Example — A buyer trying to scam. Alice sells sats and Bob buys them on a node that requires an anti-abuse bond. Bob never sends the agreed fiat money, but still insists that Alice release the sats to him.

Alice opens a dispute and presents the administrator with evidence that she never received the payment. The administrator confirms that Alice is in the right, cancels the order —the escrow sats return to Alice— and claims Bob's bond, since he was trying to scam her. As compensation, Alice receives half of the sats from Bob's bond; the other half goes to the node. Bob loses his bond for having tried to abuse the system.

Example — A spammer cluttering the order book. Imagine a malicious user who wants to fill the order book with offers they never intend to complete. On a node that requires an anti-abuse bond, to create each order they must lock a bond.
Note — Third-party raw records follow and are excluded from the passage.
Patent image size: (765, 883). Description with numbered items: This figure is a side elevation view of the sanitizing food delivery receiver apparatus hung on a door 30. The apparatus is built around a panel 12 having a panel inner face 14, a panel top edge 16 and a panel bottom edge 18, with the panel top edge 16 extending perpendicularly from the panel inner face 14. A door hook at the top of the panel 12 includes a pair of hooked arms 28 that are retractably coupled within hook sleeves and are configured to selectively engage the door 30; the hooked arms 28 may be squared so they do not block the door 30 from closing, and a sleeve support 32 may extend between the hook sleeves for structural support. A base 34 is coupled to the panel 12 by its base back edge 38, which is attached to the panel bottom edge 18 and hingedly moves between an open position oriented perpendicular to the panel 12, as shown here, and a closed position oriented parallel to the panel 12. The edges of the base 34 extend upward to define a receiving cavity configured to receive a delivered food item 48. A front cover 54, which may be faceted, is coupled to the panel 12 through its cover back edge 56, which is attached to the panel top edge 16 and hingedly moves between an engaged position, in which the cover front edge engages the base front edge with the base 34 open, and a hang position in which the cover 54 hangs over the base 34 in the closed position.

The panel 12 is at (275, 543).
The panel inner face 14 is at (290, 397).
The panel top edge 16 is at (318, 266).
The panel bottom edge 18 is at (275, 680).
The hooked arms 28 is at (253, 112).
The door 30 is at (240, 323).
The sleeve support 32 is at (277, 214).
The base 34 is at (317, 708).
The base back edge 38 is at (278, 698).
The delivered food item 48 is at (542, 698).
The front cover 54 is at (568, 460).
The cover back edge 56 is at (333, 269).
If someone takes one of their orders and they do not respond or continue with the exchange, they let the deadline expire and lose the bond for that order. This way, filling the book with fake offers becomes expensive and stops being worthwhile.

If you are owed your counterparty's bond

If your counterparty loses their bond and you are owed a share, your client will ask you for an invoice to send you those sats. You have a window defined by the node (for example, 15 days) to claim it; if you let it pass, you lose the right to collect that share. That is why it is best to attend to your client's request when it appears.